Newcastle United sponsor payday lender Wonga attacked after being fined £ 2.6million for misleading 45,000 customers


Last night, a NORTH EAST MP called on Newcastle United to reconsider their relationship with payday loan company Wonga after being ordered to pay £ 2.6million in compensation for ‘unfair and deceptive debt collection practices “.

Jenny Chapman, MP for Darlington, said the firm, which sponsors the football club, had “behaved in a despicable manner” after sending letters to overdue clients from non-existent law firms threatening legal action .

The Financial Conduct Authority (FCA) said that in some cases, Wonga has added fees to clients’ accounts to cover the administration costs for sending the letters.

He added that consumers were under “great pressure” because of communications sent by fictitious law firms to make repayments on loans that many could not afford.

Wonga contacted delinquent clients under the names of Chainey, D’Amato & Shannon and Barker and Lowe Legal Recoveries, leading clients to believe that their unpaid debt had been transferred to a law firm or other third party.

Further legal action was threatened if the debt was not repaid.

None of these companies existed and Wonga was using this tactic to maximize collections by increasing pressure on customers, the regulator said.

Ms Chapman said, “I think the compensation should be paid at Wonga’s interest rates.
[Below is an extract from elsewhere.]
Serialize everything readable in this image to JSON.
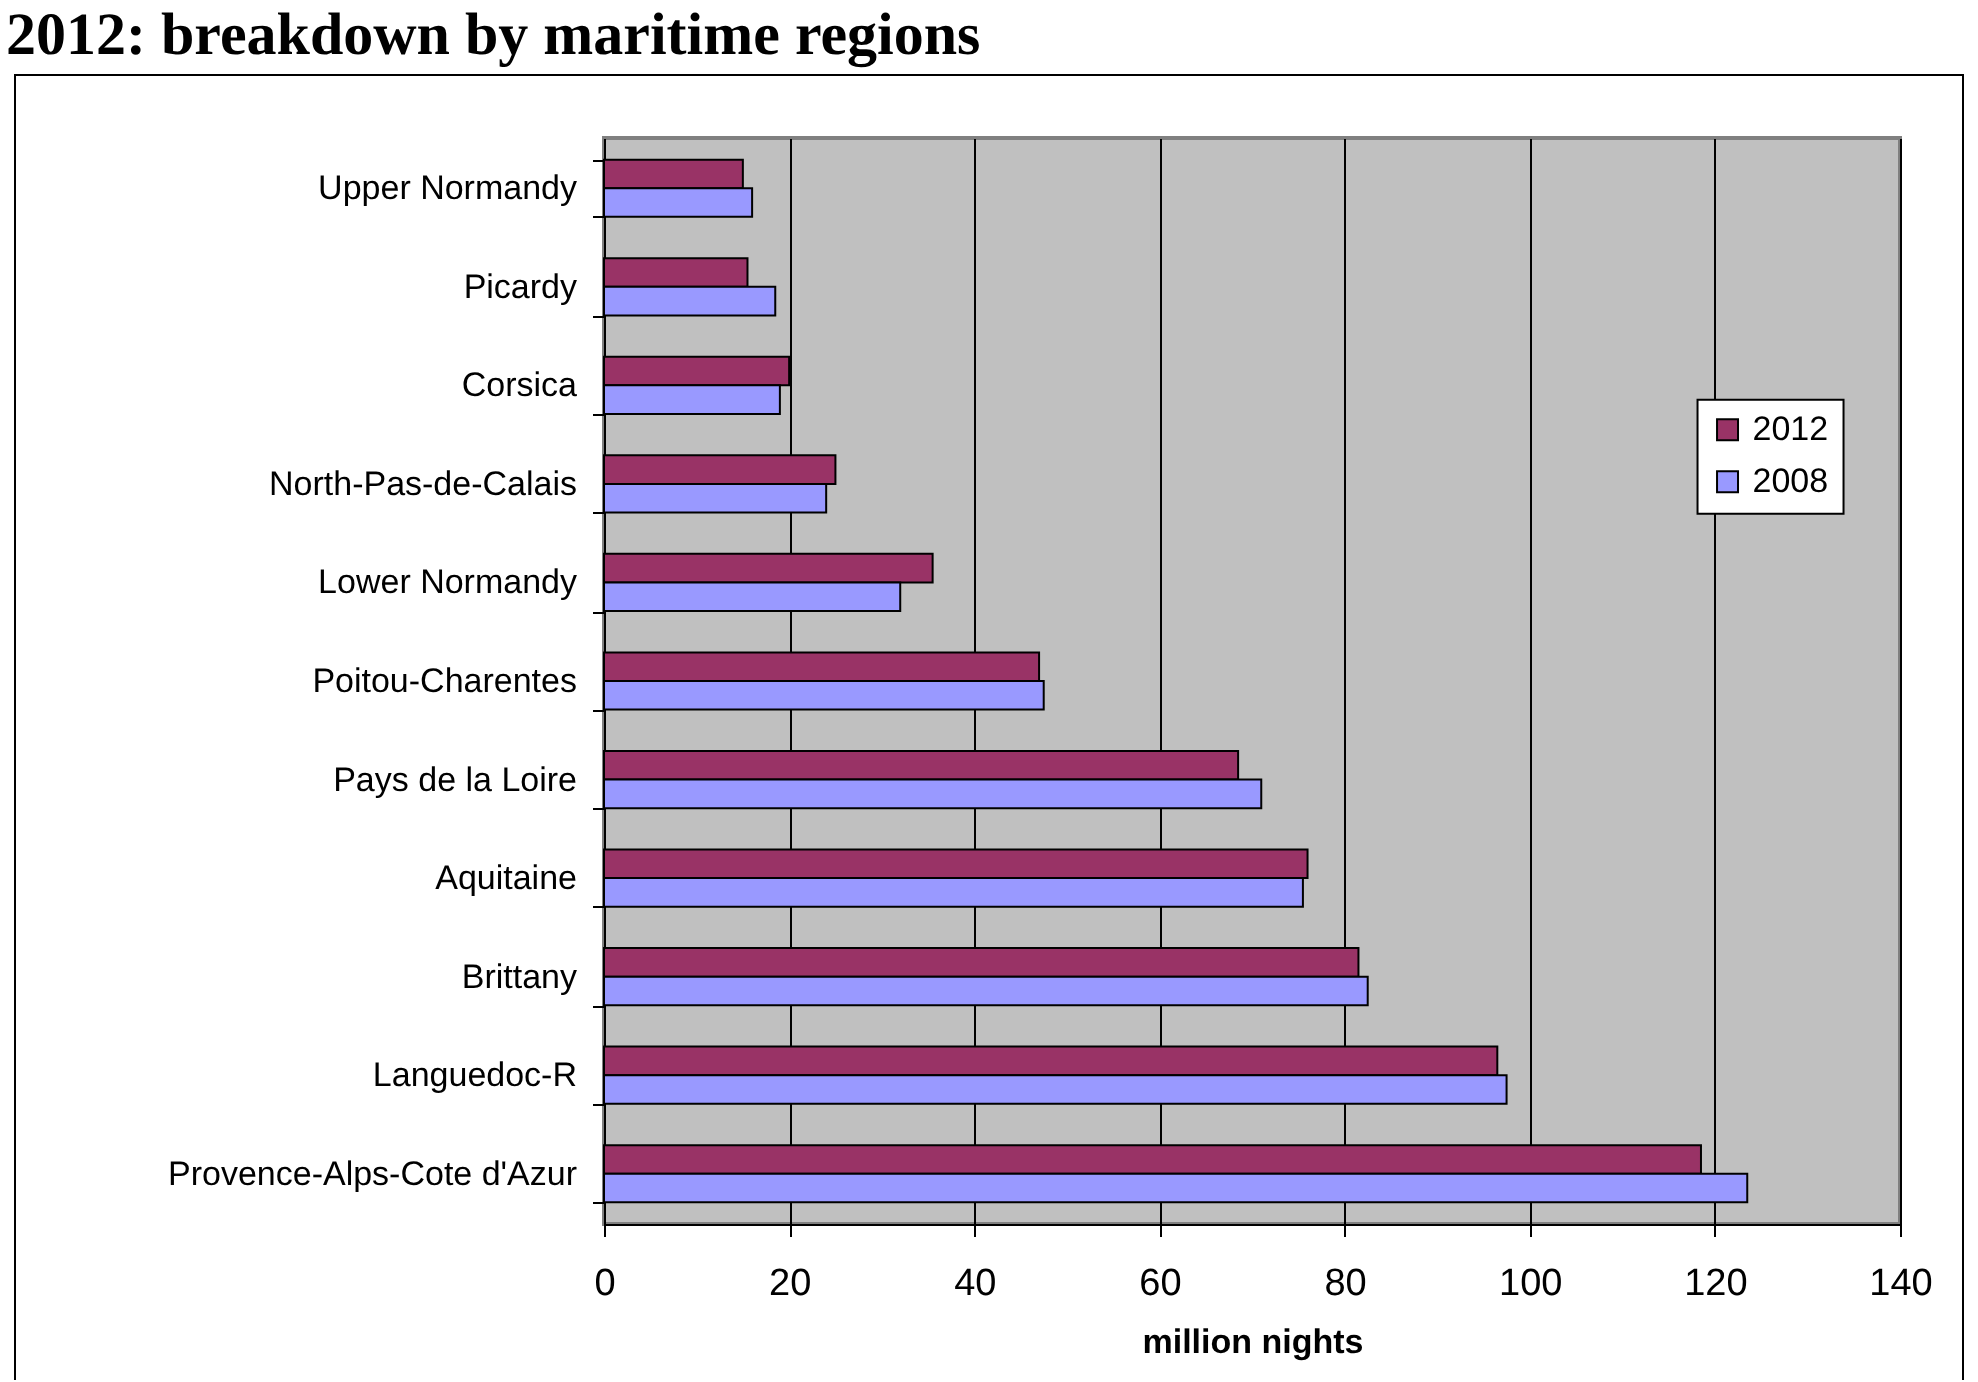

It is good that they are being forced to repay, but that ignores the fact that they are enticing people to take out loans that they cannot afford to repay.

She stressed the importance of companies like Darlington Credit Union as the best options for those in desperate need of a loan.

She added, “It’s heartbreaking to see little kids running around in soccer jerseys with Wonga on them because it desensitizes debts to young people.

“I hope Newcastle United’s relationship with Wonga will not be long and I urge them to reconsider the deal.”

Tim Weller, Interim CEO of Wonga, said, “We would like to extend our sincere apologies to anyone affected by the historic debt collection activity and for any distress caused as a result.

“This practice was unacceptable and we voluntarily ceased it almost four years ago.”

Citizens Advice CEO Gillian Guy said, “Irresponsible payday loans have been a plague for borrowers looking for a short term loan to tide them over. People come to Citizens Advice because payday lenders harass them, take more money than they owe, and sue people for debts they don’t have.

Martin Lewis, Founder of, said: “It just goes to show that if Wonga is hiring expensive marketing, PR and public affairs consultants to try and position themselves as ‘the good guys in a bad industry’, it is a sham.

“Using lawyers as bogus as your puppets and then having the stomach to make people pay for it is a thug tactic, aimed at scaring and intimidating people who are already in trouble.”

The move comes after Sir Hector Sants, former chief executive of the Financial Services Authority, was appointed to head a task force for the Archbishop of Canterbury, Justin Welby, on responsible savings and lending.

Sir Hector launched the Church Credit Champions Network aimed at providing an alternative to payday lenders.

Mr Welby received wide publicity last year when he said he told Wonga founder Errol Damelin he wanted to eliminate payday lenders by creating credit unions .

A Church of England spokesperson said: “This highlights the need for more responsible alternatives to payday loans and other forms of high cost credit.

“This is why the Archbishop’s Task Force is developing a set of practical initiatives to address the need for more affordable and responsible lending and savings opportunities.”

A spokesperson for the Diocese of Durham said, “We have been talking about credit unions and Wonga and payday loans for a very long time.

“We talked about getting churches to support local people and credit unions are a more affordable way and it keeps money in the community.

“The only thing we’re saying is you have a choice and community credit unions / banks are the right choice.”

Newcastle United declined to comment.